How may a number of people be directed to a particular spot without being given express orders to go there? There are certain Jewish benefactors on a large scale who try to alleviate the sufferings of the Jews by Zionist experiments. To them this problem also presented itself, and they thought to solve it by giving the emigrants money or means of employment. Thus the philanthropists said: "We pay these people to go there."

Such a procedure is utterly wrong, and all the money in the world will not achieve its purpose.

On the other hand, the Company will say: "We shall not pay them, we shall let them pay us. We shall merely offer them some inducements to go."

A fanciful illustration will make my meaning more explicit: One of those philanthropists (whom we will call "The Baron") and myself both wish to get a crowd of people on to the plain of Longchamps near Paris, on a hot Sunday afternoon. The Baron, by promising them 10 francs each, will, for 200,000 francs, bring out 20,000 perspiring and miserable people, who will curse him for having given them so much annoyance. Whereas I will offer these 200,000 francs as a prize for the swiftest racehorse—and then I shall have to put up barriers to keep the people off Longchamps. They will pay to go in: 1 franc, 5 francs, 20 francs.
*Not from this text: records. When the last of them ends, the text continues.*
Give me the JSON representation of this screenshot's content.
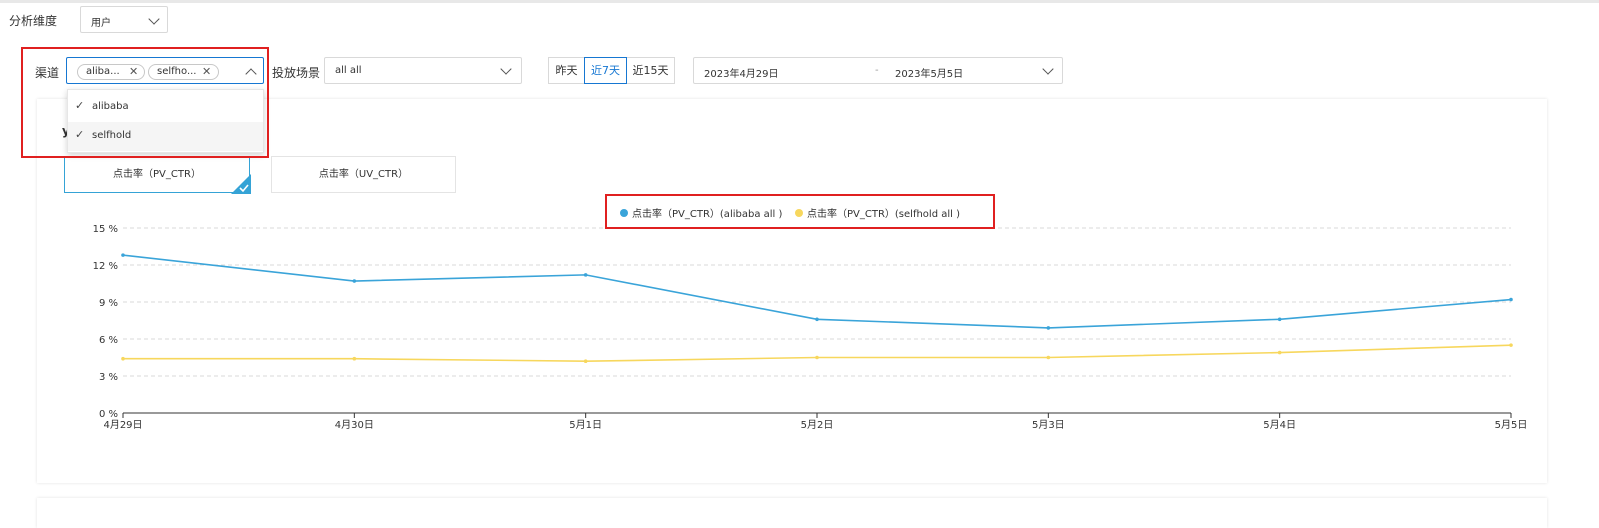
{
  "filters": {
    "dimension_label": "分析维度",
    "dimension_value": "用户",
    "channel_label": "渠道",
    "channel_tags": [
      "aliba...",
      "selfho..."
    ],
    "scene_label": "投放场景",
    "scene_value": "all all",
    "range_buttons": [
      "昨天",
      "近7天",
      "近15天"
    ],
    "active_range": "近7天",
    "date_start": "2023年4月29日",
    "date_sep": "-",
    "date_end": "2023年5月5日"
  },
  "dropdown": {
    "options": [
      "alibaba",
      "selfhold"
    ],
    "checked": [
      "alibaba",
      "selfhold"
    ],
    "check_glyph": "✓"
  },
  "metrics": {
    "items": [
      "点击率（PV_CTR）",
      "点击率（UV_CTR）"
    ],
    "selected": "点击率（PV_CTR）"
  },
  "icons": {
    "tag_remove": "close-icon",
    "select_arrow": "chevron-down-icon",
    "open_arrow": "chevron-up-icon",
    "selected_corner": "check-icon"
  },
  "colors": {
    "accent": "#1677d2",
    "series_blue": "#3aa4d9",
    "series_yellow": "#f7d75d",
    "highlight": "#e02020",
    "metric_selected": "#35a3d6"
  },
  "chart_data": {
    "type": "line",
    "x": [
      "4月29日",
      "4月30日",
      "5月1日",
      "5月2日",
      "5月3日",
      "5月4日",
      "5月5日"
    ],
    "yticks": [
      "0 %",
      "3 %",
      "6 %",
      "9 %",
      "12 %",
      "15 %"
    ],
    "ylim": [
      0,
      15
    ],
    "grid": true,
    "legend_position": "top-center",
    "series": [
      {
        "name": "点击率（PV_CTR）(alibaba all )",
        "color": "#3aa4d9",
        "values": [
          12.8,
          10.7,
          11.2,
          7.6,
          6.9,
          7.6,
          9.2
        ]
      },
      {
        "name": "点击率（PV_CTR）(selfhold all )",
        "color": "#f7d75d",
        "values": [
          4.4,
          4.4,
          4.2,
          4.5,
          4.5,
          4.9,
          5.5
        ]
      }
    ]
  }
}
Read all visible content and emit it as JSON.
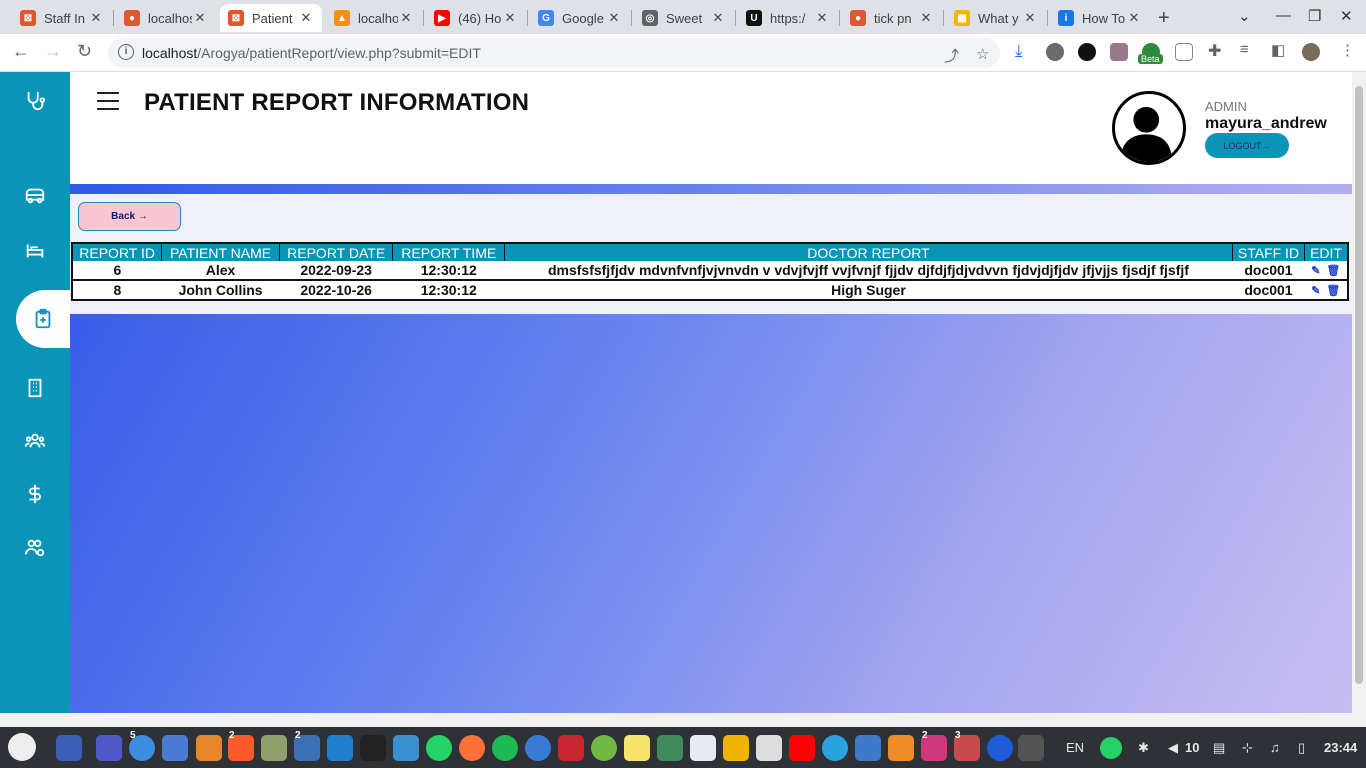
{
  "browser": {
    "tabs": [
      {
        "label": "Staff In",
        "icon": "xampp-icon",
        "color": "#e2562e"
      },
      {
        "label": "localhost",
        "icon": "duckduckgo-icon",
        "color": "#de5833"
      },
      {
        "label": "Patient",
        "icon": "xampp-icon",
        "color": "#e2562e",
        "active": true
      },
      {
        "label": "localhost",
        "icon": "phpmyadmin-icon",
        "color": "#f29111"
      },
      {
        "label": "(46) Ho",
        "icon": "youtube-icon",
        "color": "#ff0000"
      },
      {
        "label": "Google",
        "icon": "google-translate-icon",
        "color": "#4285f4"
      },
      {
        "label": "Sweet",
        "icon": "globe-icon",
        "color": "#5f6368"
      },
      {
        "label": "https:/",
        "icon": "u-icon",
        "color": "#111111"
      },
      {
        "label": "tick pn",
        "icon": "duckduckgo-icon",
        "color": "#de5833"
      },
      {
        "label": "What y",
        "icon": "grid-icon",
        "color": "#f4b400"
      },
      {
        "label": "How To",
        "icon": "info-icon",
        "color": "#1a73e8"
      }
    ],
    "url_host": "localhost",
    "url_path": "/Arogya/patientReport/view.php?submit=EDIT",
    "beta_label": "Beta"
  },
  "header": {
    "title": "PATIENT REPORT INFORMATION",
    "role": "ADMIN",
    "username": "mayura_andrew",
    "logout_label": "LOGOUT→"
  },
  "content": {
    "back_label": "Back →"
  },
  "table": {
    "columns": [
      "REPORT ID",
      "PATIENT NAME",
      "REPORT DATE",
      "REPORT TIME",
      "DOCTOR REPORT",
      "STAFF ID",
      "EDIT"
    ],
    "rows": [
      {
        "report_id": "6",
        "patient_name": "Alex",
        "report_date": "2022-09-23",
        "report_time": "12:30:12",
        "doctor_report": "dmsfsfsfjfjdv mdvnfvnfjvjvnvdn v vdvjfvjff vvjfvnjf fjjdv djfdjfjdjvdvvn fjdvjdjfjdv jfjvjjs fjsdjf fjsfjf",
        "staff_id": "doc001"
      },
      {
        "report_id": "8",
        "patient_name": "John Collins",
        "report_date": "2022-10-26",
        "report_time": "12:30:12",
        "doctor_report": "High Suger",
        "staff_id": "doc001"
      }
    ]
  },
  "sidebar": {
    "items": [
      {
        "name": "stethoscope-icon"
      },
      {
        "name": "ambulance-icon"
      },
      {
        "name": "bed-icon"
      },
      {
        "name": "clipboard-icon",
        "active": true
      },
      {
        "name": "building-icon"
      },
      {
        "name": "users-icon"
      },
      {
        "name": "dollar-icon"
      },
      {
        "name": "user-settings-icon"
      }
    ]
  },
  "taskbar": {
    "badges": [
      "5",
      "2",
      "2",
      "2",
      "3"
    ],
    "lang": "EN",
    "volume": "10",
    "time": "23:44"
  },
  "colors": {
    "accent": "#0a95b8",
    "gradient_start": "#2b53e8",
    "gradient_end": "#c7bdf2",
    "back_button": "#f7c5d4"
  }
}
The consequence will be that I shall get the half-a-million of people out there; the President of the Republic will drive up "a la Daumont"; and the crowds will enjoy and amuse themselves. Most of them will think it an agreeable walk in the open air in spite of heat and dust; and I shall have made by my 200,000 francs about a million in entrance money and taxes on gaming. I shall get the same people out there whenever I like but the Baron will not—not on any account.